Let's see an example:

.. code-block:: python

    from web_poet import handle_urls


    @handle_urls("toscrape.com", instead_of=BookPage)
    class BTSBookPage(BookPage):

        def to_item(self):
            return {
                "url": self.url,
                "name": self.css("title::text").get(),
            }

The :py:func:`web_poet.handle_urls` decorator in this case is indicating that
the class ``BSTBookPage`` should be used instead of ``BookPage``
for the domain ``toscrape.com``.

Using the rules in scrapy-poet
------------------------------

scrapy-poet automatically uses the rules defined by page objects annotated
with the :func:`web_poet.handle_urls` decorator by having the default value of the
``SCRAPY_POET_RULES`` setting set to
:meth:`web_poet.default_registry.get_rules() <web_poet.rules.RulesRegistry.get_rules>`,
which returns a ``List[ApplyRule]``. Moreover, you also need to set the
``SCRAPY_POET_DISCOVER`` setting so that these rules could be properly imported.

.. note::

    For more info and advanced features of `web-poet`_'s :py:func:`web_poet.handle_urls`
    and its registry, kindly read the `web-poet <https://web-poet.readthedocs.io>`_
    documentation, specifically its :external:ref:`rules` documentation.


Item Returns
============

scrapy-poet also supports a convenient way of asking for items directly.

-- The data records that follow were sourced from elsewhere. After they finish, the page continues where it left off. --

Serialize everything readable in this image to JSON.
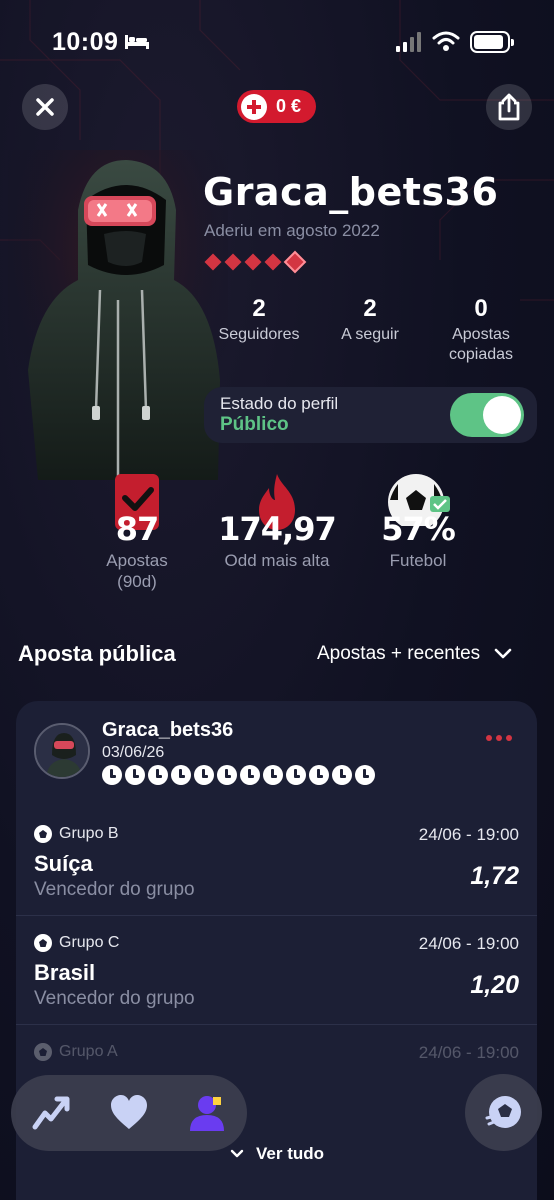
{
  "status_bar": {
    "time": "10:09"
  },
  "header": {
    "balance": "0 €"
  },
  "profile": {
    "username": "Graca_bets36",
    "joined": "Aderiu em agosto 2022",
    "level_filled": 4,
    "level_total": 5
  },
  "stats": [
    {
      "value": "2",
      "label": "Seguidores"
    },
    {
      "value": "2",
      "label": "A seguir"
    },
    {
      "value": "0",
      "label": "Apostas copiadas"
    }
  ],
  "profile_state": {
    "label": "Estado do perfil",
    "value": "Público",
    "toggle_on": true
  },
  "kpis": [
    {
      "value": "87",
      "label": "Apostas (90d)",
      "icon": "ticket-check-icon"
    },
    {
      "value": "174,97",
      "label": "Odd mais alta",
      "icon": "flame-icon"
    },
    {
      "value": "57%",
      "label": "Futebol",
      "icon": "football-icon"
    }
  ],
  "feed": {
    "title": "Aposta pública",
    "sort_label": "Apostas + recentes",
    "see_all": "Ver tudo"
  },
  "bet_card": {
    "user": "Graca_bets36",
    "date": "03/06/26",
    "pending_count": 12,
    "selections": [
      {
        "group": "Grupo B",
        "datetime": "24/06 - 19:00",
        "team": "Suíça",
        "market": "Vencedor do grupo",
        "odd": "1,72"
      },
      {
        "group": "Grupo C",
        "datetime": "24/06 - 19:00",
        "team": "Brasil",
        "market": "Vencedor do grupo",
        "odd": "1,20"
      },
      {
        "group": "Grupo A",
        "datetime": "24/06 - 19:00"
      }
    ]
  },
  "colors": {
    "accent_red": "#d31a2e",
    "accent_green": "#5ec486",
    "background": "#0f1020",
    "card": "#1c1f35"
  }
}
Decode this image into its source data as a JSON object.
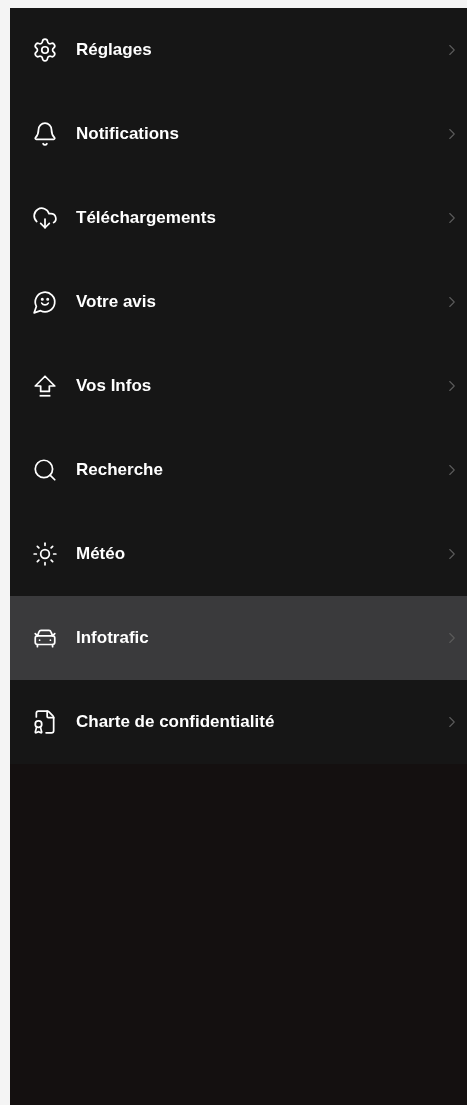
{
  "menu": {
    "items": [
      {
        "label": "Réglages",
        "selected": false
      },
      {
        "label": "Notifications",
        "selected": false
      },
      {
        "label": "Téléchargements",
        "selected": false
      },
      {
        "label": "Votre avis",
        "selected": false
      },
      {
        "label": "Vos Infos",
        "selected": false
      },
      {
        "label": "Recherche",
        "selected": false
      },
      {
        "label": "Météo",
        "selected": false
      },
      {
        "label": "Infotrafic",
        "selected": true
      },
      {
        "label": "Charte de confidentialité",
        "selected": false
      }
    ]
  }
}
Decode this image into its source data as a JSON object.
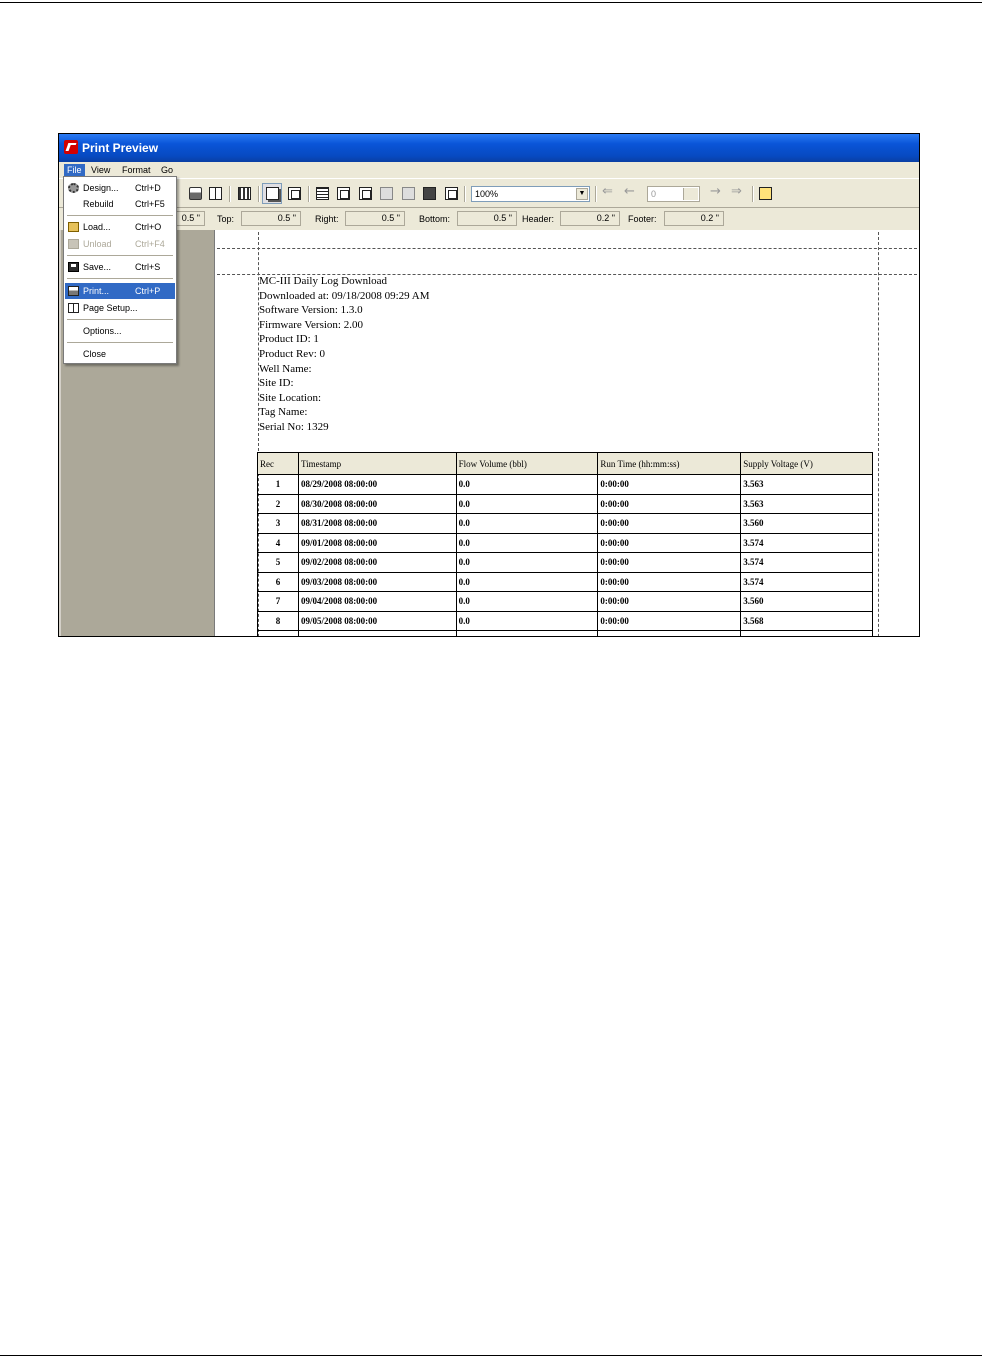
{
  "window": {
    "title": "Print Preview"
  },
  "menubar": {
    "items": [
      "File",
      "View",
      "Format",
      "Go"
    ]
  },
  "toolbar": {
    "zoom": "100%",
    "page": "0"
  },
  "margins": {
    "left_value": "0.5 \"",
    "top_label": "Top:",
    "top_value": "0.5 \"",
    "right_label": "Right:",
    "right_value": "0.5 \"",
    "bottom_label": "Bottom:",
    "bottom_value": "0.5 \"",
    "header_label": "Header:",
    "header_value": "0.2 \"",
    "footer_label": "Footer:",
    "footer_value": "0.2 \""
  },
  "file_menu": {
    "items": [
      {
        "label": "Design...",
        "shortcut": "Ctrl+D",
        "icon": "gear-icon",
        "disabled": false,
        "highlighted": false
      },
      {
        "label": "Rebuild",
        "shortcut": "Ctrl+F5",
        "icon": "",
        "disabled": false,
        "highlighted": false
      },
      {
        "label": "Load...",
        "shortcut": "Ctrl+O",
        "icon": "open-folder-icon",
        "disabled": false,
        "highlighted": false
      },
      {
        "label": "Unload",
        "shortcut": "Ctrl+F4",
        "icon": "unload-folder-icon",
        "disabled": true,
        "highlighted": false
      },
      {
        "label": "Save...",
        "shortcut": "Ctrl+S",
        "icon": "save-disk-icon",
        "disabled": false,
        "highlighted": false
      },
      {
        "label": "Print...",
        "shortcut": "Ctrl+P",
        "icon": "printer-icon",
        "disabled": false,
        "highlighted": true
      },
      {
        "label": "Page Setup...",
        "shortcut": "",
        "icon": "page-setup-icon",
        "disabled": false,
        "highlighted": false
      },
      {
        "label": "Options...",
        "shortcut": "",
        "icon": "",
        "disabled": false,
        "highlighted": false
      },
      {
        "label": "Close",
        "shortcut": "",
        "icon": "",
        "disabled": false,
        "highlighted": false
      }
    ]
  },
  "report": {
    "header_lines": [
      "MC-III Daily Log Download",
      "Downloaded at: 09/18/2008 09:29 AM",
      "Software Version: 1.3.0",
      "Firmware Version: 2.00",
      "Product ID: 1",
      "Product Rev: 0",
      "Well Name:",
      "Site ID:",
      "Site Location:",
      "Tag Name:",
      "Serial No: 1329"
    ],
    "columns": [
      "Rec",
      "Timestamp",
      "Flow Volume (bbl)",
      "Run Time (hh:mm:ss)",
      "Supply Voltage (V)"
    ],
    "rows": [
      [
        "1",
        "08/29/2008 08:00:00",
        "0.0",
        "0:00:00",
        "3.563"
      ],
      [
        "2",
        "08/30/2008 08:00:00",
        "0.0",
        "0:00:00",
        "3.563"
      ],
      [
        "3",
        "08/31/2008 08:00:00",
        "0.0",
        "0:00:00",
        "3.560"
      ],
      [
        "4",
        "09/01/2008 08:00:00",
        "0.0",
        "0:00:00",
        "3.574"
      ],
      [
        "5",
        "09/02/2008 08:00:00",
        "0.0",
        "0:00:00",
        "3.574"
      ],
      [
        "6",
        "09/03/2008 08:00:00",
        "0.0",
        "0:00:00",
        "3.574"
      ],
      [
        "7",
        "09/04/2008 08:00:00",
        "0.0",
        "0:00:00",
        "3.560"
      ],
      [
        "8",
        "09/05/2008 08:00:00",
        "0.0",
        "0:00:00",
        "3.568"
      ]
    ]
  }
}
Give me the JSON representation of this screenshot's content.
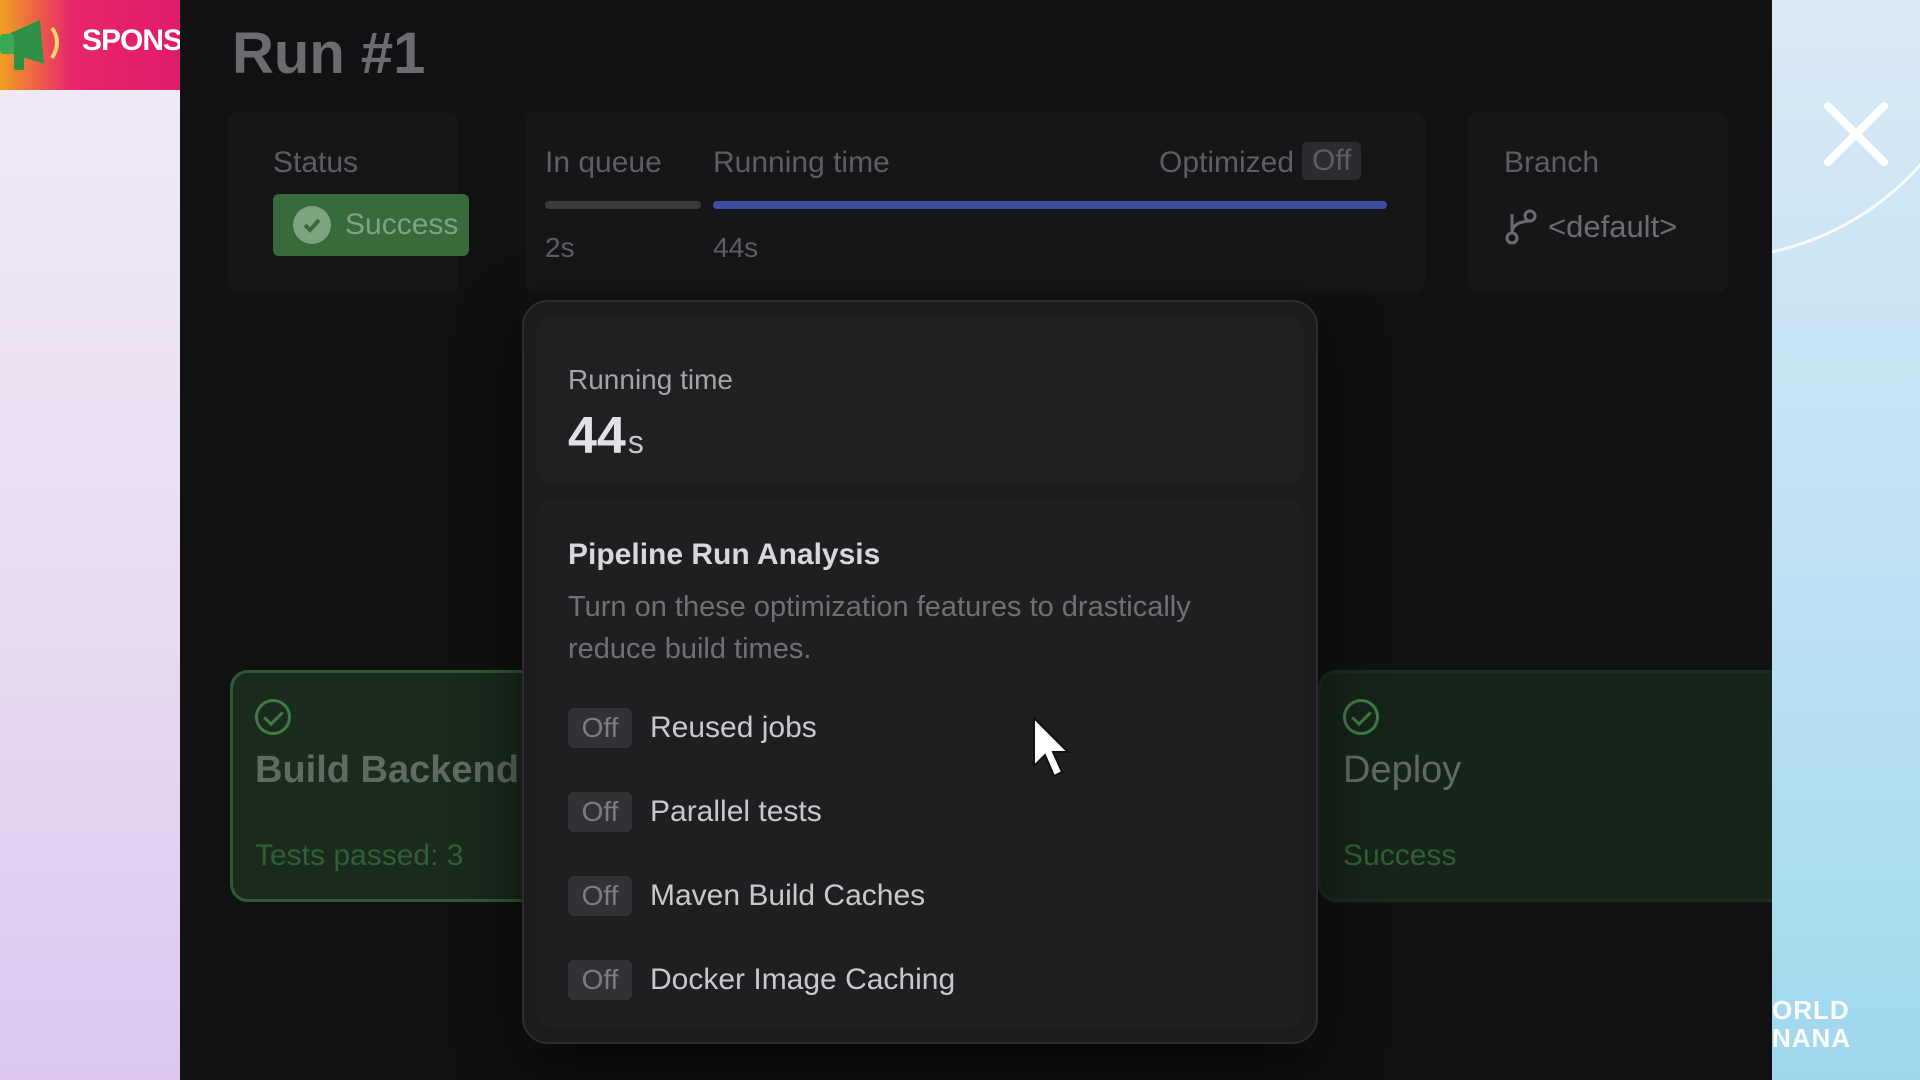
{
  "sponsor": {
    "text": "SPONSO"
  },
  "watermark": {
    "line1": "ORLD",
    "line2": "NANA"
  },
  "run": {
    "title": "Run #1"
  },
  "status_card": {
    "label": "Status",
    "value": "Success"
  },
  "timing_card": {
    "in_queue_label": "In queue",
    "in_queue_value": "2s",
    "running_label": "Running time",
    "running_value": "44s",
    "optimized_label": "Optimized",
    "optimized_value": "Off",
    "running_progress": 1.0
  },
  "branch_card": {
    "label": "Branch",
    "value": "<default>"
  },
  "jobs": [
    {
      "name": "Build Backend",
      "sub": "Tests passed: 3"
    },
    {
      "name": "Deploy",
      "sub": "Success"
    }
  ],
  "popover": {
    "running_label": "Running time",
    "running_value": "44",
    "running_unit": "s",
    "title": "Pipeline Run Analysis",
    "description": "Turn on these optimization features to drastically reduce build times.",
    "features": [
      {
        "toggle": "Off",
        "name": "Reused jobs"
      },
      {
        "toggle": "Off",
        "name": "Parallel tests"
      },
      {
        "toggle": "Off",
        "name": "Maven Build Caches"
      },
      {
        "toggle": "Off",
        "name": "Docker Image Caching"
      }
    ]
  },
  "colors": {
    "accent_bar": "#3b4f9e",
    "success_green": "#386b3c",
    "sponsor_pink": "#e01b6e"
  }
}
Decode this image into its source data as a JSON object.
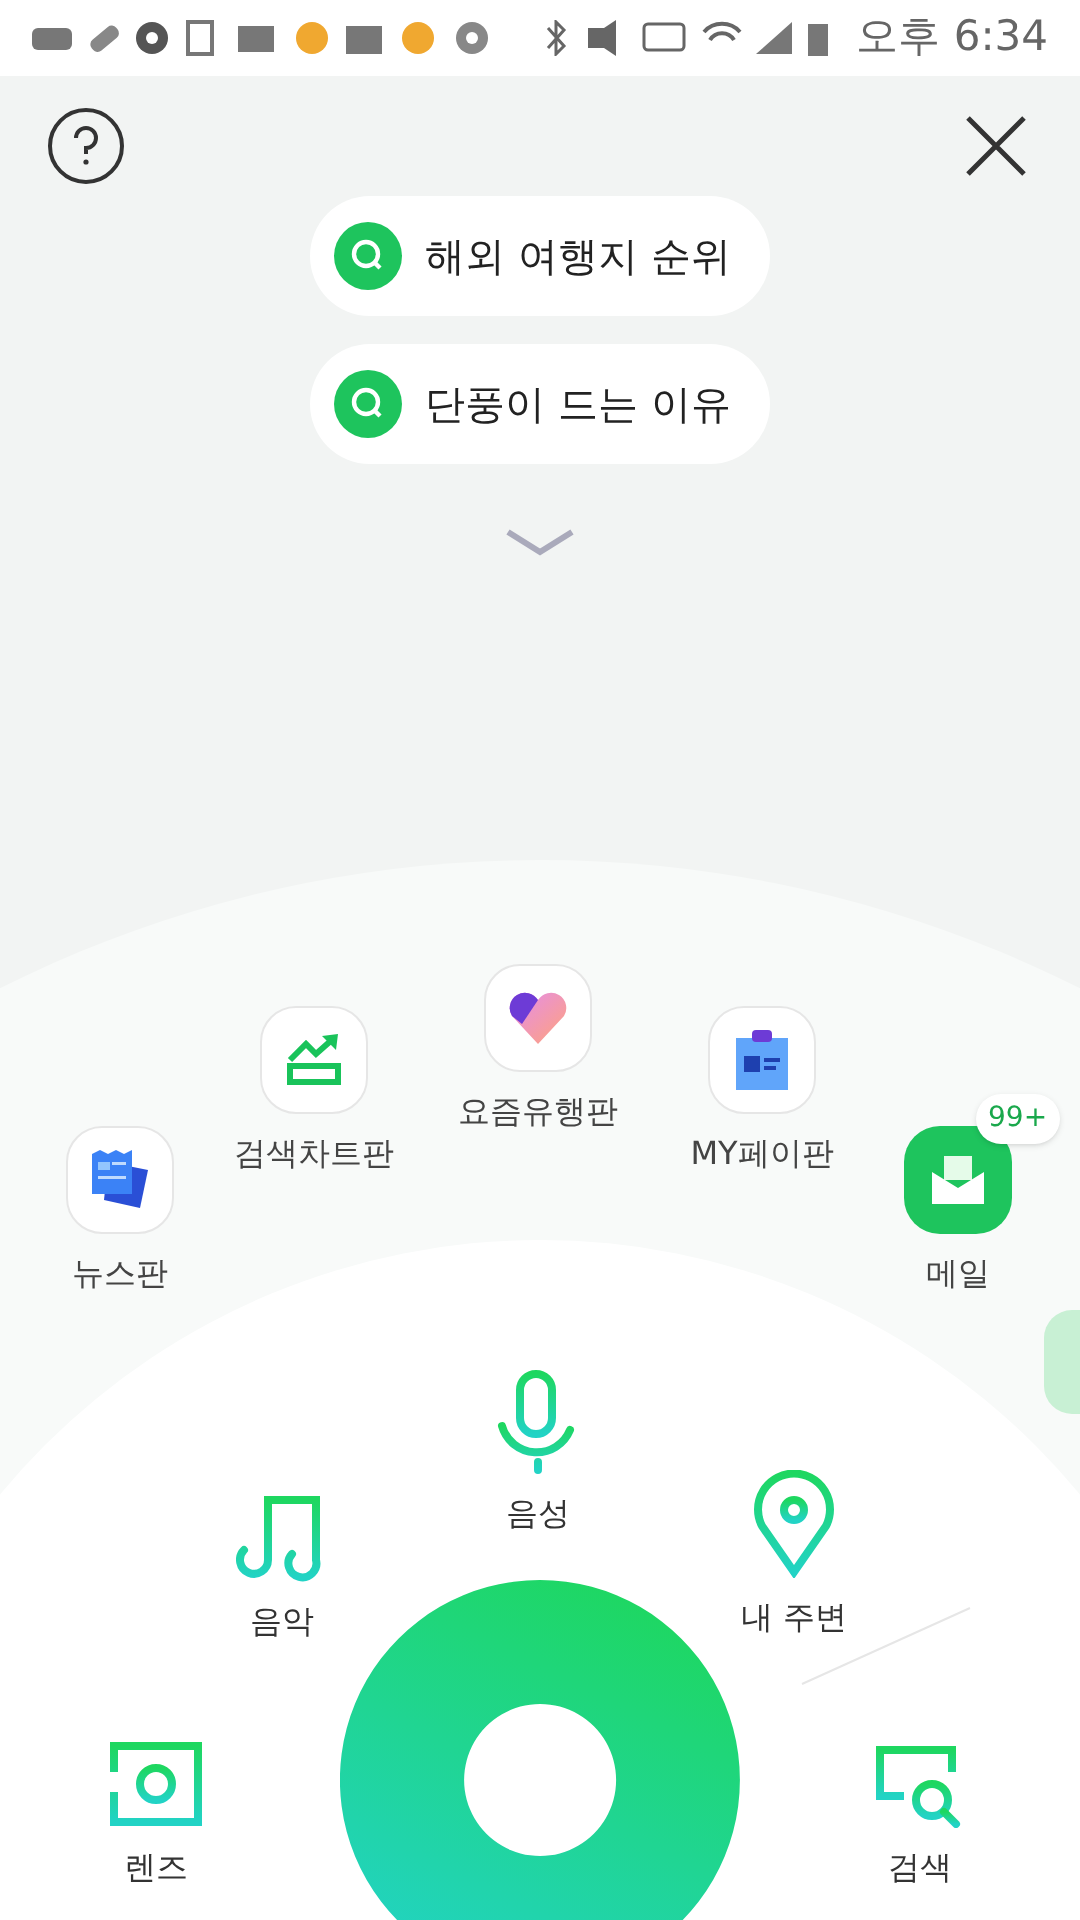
{
  "status_bar": {
    "time": "오후 6:34"
  },
  "suggestions": [
    {
      "text": "해외 여행지 순위"
    },
    {
      "text": "단풍이 드는 이유"
    }
  ],
  "services": [
    {
      "kind": "news",
      "label": "뉴스판"
    },
    {
      "kind": "chart",
      "label": "검색차트판"
    },
    {
      "kind": "trend",
      "label": "요즘유행판"
    },
    {
      "kind": "mypage",
      "label": "MY페이판"
    },
    {
      "kind": "mail",
      "label": "메일",
      "badge": "99+"
    }
  ],
  "actions": [
    {
      "kind": "music",
      "label": "음악"
    },
    {
      "kind": "voice",
      "label": "음성"
    },
    {
      "kind": "place",
      "label": "내 주변"
    },
    {
      "kind": "lens",
      "label": "렌즈"
    },
    {
      "kind": "search",
      "label": "검색"
    }
  ]
}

This
is made possible by the ``to_return`` parameter of :class:`web_poet.ApplyRule
<web_poet.rules.ApplyRule>`. The ``to_return`` parameter specifies which item a
page object is capable of returning for a given URL.

Let's check out an example:

.. code-block:: python

    import attrs
    import scrapy
    from web_poet import WebPage, handle_urls, field
    from scrapy_poet import DummyResponse


    @attrs.define
    class Product:
        name: str


    @handle_urls("toscrape.com")
    @attrs.define
    class ProductPage(WebPage[Product]):

        @field
        def name(self) -> str:
            return self.css("h1.name ::text").get("")


    class MySpider(scrapy.Spider):
        name = "myspider"

        async def start(self):
            yield scrapy.Request("https://toscrape.com/products/some-product", self.parse)

        # We can directly ask for the item here instead of the page object.
        def parse(self, response: DummyResponse, item: Product):
            return item

From this example, we can see that:

    * Spider callbacks can directly ask for items as dependencies.
    * The ``Product`` item instance directly comes from ``ProductPage``.
    * This is made possible by the ``ApplyRule("toscrape.com", use=ProductPage,
      to_return=Product)`` instance created from the ``@handle_urls`` decorator
      on ``ProductPage``.

.. note::

    The slightly longer alternative way to do this is by declaring the page
    object itself as the dependency and then calling its ``.to_item()`` method.
    For example:

    .. code-block:: python

        @handle_urls("toscrape.com")
        @attrs.define
        class ProductPage(WebPage[Product]):
            product_image_page: ProductImagePage

            @field
            def name(self) -> str:
                return self.css("h1.name ::text").get("")

            @field
            async def image(self) -> Image:
                return await self.product_image_page.to_item()


        class MySpider(scrapy.Spider):
            name = "myspider"

            async def start(self):
                yield scrapy.Request("https://toscrape.com/products/some-product", self.parse)

            async def parse(self, response: DummyResponse, product_page: ProductPage):
                return await product_page.to_item()

For more information about all the expected behavior for the ``to_return``
parameter in :class:`web_poet.ApplyRule <web_poet.rules.ApplyRule>`, check out
web-poet :ref:`rules` documentation.